Out of Town

The only person to depart the only train. A business man had got off at the previous town the journey scathed with his post-work-pint fidgeting and walrus yawns.

Dinner was replaced with a chapter on Jack Kerouac with a platter of Wyndham Lewis on the dessert tray, stranded half way from London to the waiting ‘stix’. Frustrated over Tarr’s tardiness to get anything done, giggling at Kreisler on his knees, the page is culled of it’s perfect corner as a robotic female bellows of approaches , lugguage and terminations. End of the line. No one else steps out along the glisten of salt to help mind the gap.

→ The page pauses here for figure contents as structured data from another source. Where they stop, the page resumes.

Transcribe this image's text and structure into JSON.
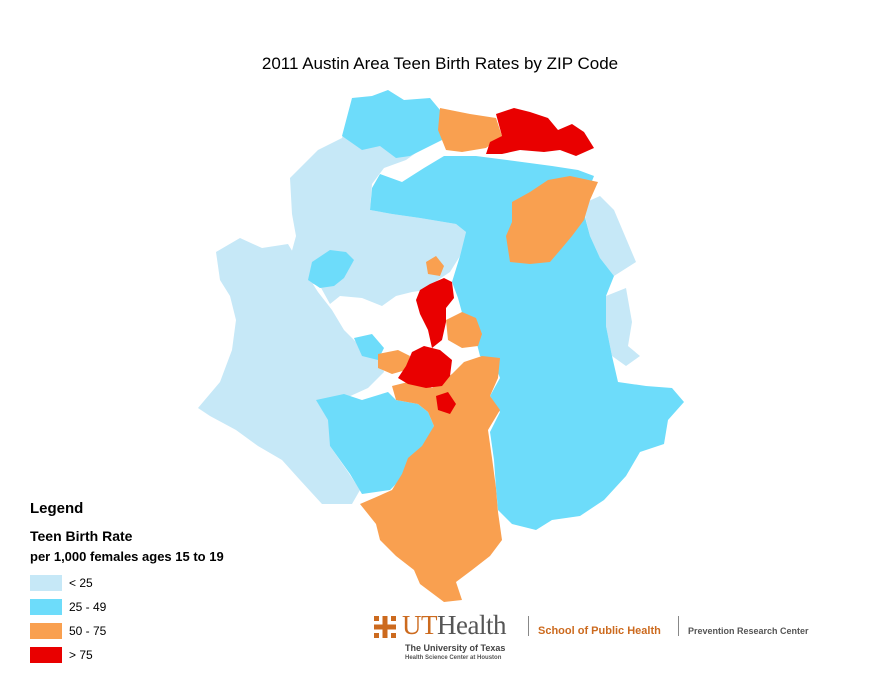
{
  "title": "2011 Austin Area Teen Birth Rates by ZIP Code",
  "legend": {
    "heading": "Legend",
    "subtitle": "Teen Birth Rate",
    "subtitle2": "per 1,000 females ages 15 to 19",
    "items": [
      {
        "label": "< 25",
        "color": "#c6e8f7"
      },
      {
        "label": "25 - 49",
        "color": "#6ddcfa"
      },
      {
        "label": "50 - 75",
        "color": "#f9a050"
      },
      {
        "label": "> 75",
        "color": "#e90000"
      }
    ]
  },
  "branding": {
    "ut": "UT",
    "health": "Health",
    "school": "School of Public Health",
    "center": "Prevention Research Center",
    "university": "The University of Texas",
    "campus": "Health Science Center at Houston"
  }
}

The fog and silent streets are almost boastful under orange lights thinking itself no longer a village but a crewless movie set for Jekyll and Hyde. Up the hill of wooden built, monochrome cottages and lisping spring trees my breath is like a steady gale. Even the few cars that drive by seem indistinguishable hulks like a H G Wells invention to patrol the night.

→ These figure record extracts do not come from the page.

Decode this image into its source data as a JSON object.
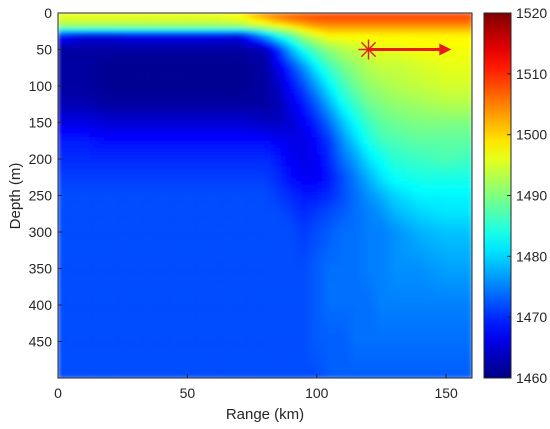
{
  "chart_data": {
    "type": "heatmap",
    "title": "",
    "xlabel": "Range (km)",
    "ylabel": "Depth (m)",
    "xlim": [
      0,
      160
    ],
    "ylim": [
      0,
      500
    ],
    "y_direction": "reversed",
    "x_ticks": [
      0,
      50,
      100,
      150
    ],
    "y_ticks": [
      0,
      50,
      100,
      150,
      200,
      250,
      300,
      350,
      400,
      450
    ],
    "colormap": "jet",
    "colorbar": {
      "clim": [
        1460,
        1520
      ],
      "ticks": [
        1460,
        1470,
        1480,
        1490,
        1500,
        1510,
        1520
      ],
      "placement": "right"
    },
    "field_description": "sound speed field in range-depth section",
    "grid_values": {
      "x": [
        0,
        10,
        20,
        30,
        40,
        50,
        60,
        70,
        80,
        85,
        90,
        95,
        100,
        105,
        110,
        115,
        120,
        125,
        130,
        140,
        150,
        160
      ],
      "y": [
        0,
        10,
        20,
        30,
        50,
        75,
        100,
        125,
        150,
        175,
        200,
        225,
        250,
        275,
        300,
        350,
        400,
        450,
        500
      ],
      "z_rows": [
        [
          1497,
          1497,
          1497,
          1497,
          1497,
          1497,
          1497,
          1498,
          1505,
          1506,
          1507,
          1508,
          1508,
          1509,
          1509,
          1509,
          1509,
          1509,
          1509,
          1509,
          1509,
          1509
        ],
        [
          1495,
          1495,
          1495,
          1495,
          1495,
          1495,
          1495,
          1496,
          1500,
          1503,
          1505,
          1506,
          1507,
          1507,
          1507,
          1507,
          1507,
          1507,
          1507,
          1507,
          1507,
          1507
        ],
        [
          1490,
          1490,
          1490,
          1490,
          1490,
          1490,
          1490,
          1490,
          1493,
          1495,
          1497,
          1500,
          1502,
          1503,
          1503,
          1503,
          1503,
          1503,
          1503,
          1503,
          1503,
          1503
        ],
        [
          1469,
          1466,
          1466,
          1467,
          1467,
          1467,
          1467,
          1466,
          1478,
          1484,
          1488,
          1493,
          1496,
          1498,
          1498,
          1498,
          1498,
          1498,
          1498,
          1498,
          1498,
          1498
        ],
        [
          1462,
          1462,
          1462,
          1462,
          1462,
          1462,
          1462,
          1462,
          1463,
          1470,
          1478,
          1484,
          1488,
          1491,
          1493,
          1494,
          1495,
          1496,
          1496,
          1497,
          1497,
          1497
        ],
        [
          1462,
          1462,
          1461,
          1461,
          1461,
          1461,
          1461,
          1461,
          1462,
          1466,
          1471,
          1476,
          1482,
          1486,
          1489,
          1491,
          1493,
          1494,
          1494,
          1495,
          1496,
          1496
        ],
        [
          1462,
          1462,
          1461,
          1461,
          1461,
          1461,
          1461,
          1461,
          1462,
          1464,
          1468,
          1472,
          1477,
          1482,
          1486,
          1489,
          1491,
          1492,
          1493,
          1494,
          1495,
          1495
        ],
        [
          1463,
          1463,
          1462,
          1462,
          1462,
          1462,
          1462,
          1462,
          1462,
          1463,
          1466,
          1469,
          1473,
          1478,
          1483,
          1486,
          1489,
          1490,
          1491,
          1492,
          1493,
          1493
        ],
        [
          1466,
          1466,
          1465,
          1465,
          1465,
          1465,
          1465,
          1465,
          1464,
          1464,
          1465,
          1467,
          1470,
          1474,
          1479,
          1483,
          1486,
          1488,
          1489,
          1490,
          1490,
          1490
        ],
        [
          1469,
          1469,
          1468,
          1468,
          1468,
          1468,
          1468,
          1468,
          1468,
          1467,
          1466,
          1466,
          1468,
          1471,
          1476,
          1480,
          1484,
          1486,
          1487,
          1488,
          1488,
          1488
        ],
        [
          1470,
          1470,
          1470,
          1470,
          1470,
          1470,
          1470,
          1470,
          1470,
          1469,
          1467,
          1466,
          1467,
          1470,
          1474,
          1477,
          1481,
          1483,
          1485,
          1486,
          1487,
          1486
        ],
        [
          1471,
          1471,
          1471,
          1471,
          1471,
          1471,
          1471,
          1471,
          1471,
          1470,
          1468,
          1467,
          1467,
          1469,
          1472,
          1475,
          1478,
          1481,
          1483,
          1484,
          1484,
          1484
        ],
        [
          1472,
          1472,
          1472,
          1472,
          1472,
          1472,
          1472,
          1472,
          1472,
          1471,
          1470,
          1469,
          1469,
          1470,
          1472,
          1474,
          1476,
          1478,
          1480,
          1482,
          1482,
          1482
        ],
        [
          1472,
          1472,
          1472,
          1472,
          1472,
          1472,
          1472,
          1472,
          1472,
          1472,
          1471,
          1470,
          1471,
          1472,
          1473,
          1474,
          1475,
          1476,
          1478,
          1480,
          1481,
          1481
        ],
        [
          1472,
          1472,
          1472,
          1472,
          1472,
          1472,
          1472,
          1472,
          1472,
          1472,
          1472,
          1471,
          1472,
          1473,
          1474,
          1474,
          1475,
          1475,
          1476,
          1478,
          1479,
          1479
        ],
        [
          1472,
          1472,
          1472,
          1472,
          1472,
          1472,
          1472,
          1472,
          1472,
          1472,
          1472,
          1472,
          1473,
          1474,
          1474,
          1474,
          1475,
          1475,
          1476,
          1476,
          1477,
          1477
        ],
        [
          1472,
          1472,
          1472,
          1472,
          1472,
          1472,
          1472,
          1472,
          1472,
          1472,
          1472,
          1472,
          1473,
          1474,
          1474,
          1474,
          1474,
          1475,
          1475,
          1475,
          1475,
          1475
        ],
        [
          1472,
          1472,
          1472,
          1472,
          1472,
          1472,
          1472,
          1472,
          1472,
          1472,
          1472,
          1472,
          1473,
          1473,
          1473,
          1474,
          1474,
          1474,
          1474,
          1474,
          1474,
          1474
        ],
        [
          1472,
          1472,
          1472,
          1472,
          1472,
          1472,
          1472,
          1472,
          1472,
          1472,
          1472,
          1472,
          1472,
          1473,
          1473,
          1473,
          1473,
          1473,
          1473,
          1473,
          1473,
          1473
        ]
      ]
    },
    "annotations": {
      "source_marker": {
        "shape": "asterisk",
        "x_km": 120,
        "depth_m": 50,
        "color": "#e81a1a"
      },
      "direction_arrow": {
        "from_x_km": 120,
        "to_x_km": 152,
        "depth_m": 50,
        "color": "#e81a1a"
      }
    }
  }
}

Diffused light and haggard, faint,  music leak from the pub on the corner. An old man’s cough the only proclamation of human life in the creamy-haze of fog.

From the graveyard comes birdsong in black trees scribbled across a violet sky. Their alarm at the hard leather clap of brogues on the pavement sings at the echoes.

Four hundred years the weatherboard house has waited for those returning. Even in this century, this modern, digital age bolts are slid to hold out the night and the flames of a log fire still leap up in welcome like faithful pups at their owners return.